Silicon solar panels are hitting their limit. This UK lab is making perovskite the next big thing
Tucked away on the outskirts of Oxford, the solar R&D centre looks like any other drab industrial unit in the October sun.
But for green energy enthusiasts, Oxford PV’s lab is as exciting as Charlie’s Chocolate Factory.
Dozens of solar cells are dished out to scientists at the start of the day, who set to work experimenting: tweaking their composition, stress-testing them in climate chambers, and zooming in on microscopes to separate the good cells from the bad.
Their secret ingredient? Perovskite, a crystal structure that increases the efficiency of solar panels when overlaid on traditional silicon cells.
Oxford PV, which evolved out of a University of Oxford research project and has a factory near Berlin, is leading the way on perovskite-on-silicon tandem solar cell manufacturing.
It's in good company in the Oxford Pioneer Park, where experts are also hard at work on electric motors and nuclear fusion.
Oxford PV is now reaping the benefits of being ahead of the curve on perovskite, with broad intellectual property rights and a deal with a US utility company in the bag.
No one needs convincing that the future features a great deal of solar energy.

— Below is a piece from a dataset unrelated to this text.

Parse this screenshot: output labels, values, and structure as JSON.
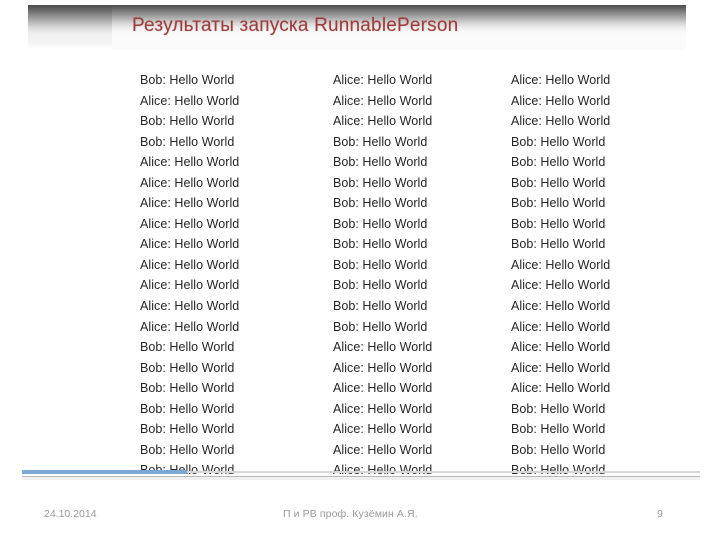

As well as being better for the climate and energy security, solar and wind are now the cheapest ways to add electricity generation in almost every country.
But traditional silicon solar cells are bumping up against their efficiency limit of around 26 per cent sunlight converted into electrical energy.
“We’re in the middle of the last wave of solar dying, whether that be in Europe due to Chinese competition or in the US due to the failure of some of the new thin-film PV companies,” Oxford PV CEO David Ward tells Euronews Green.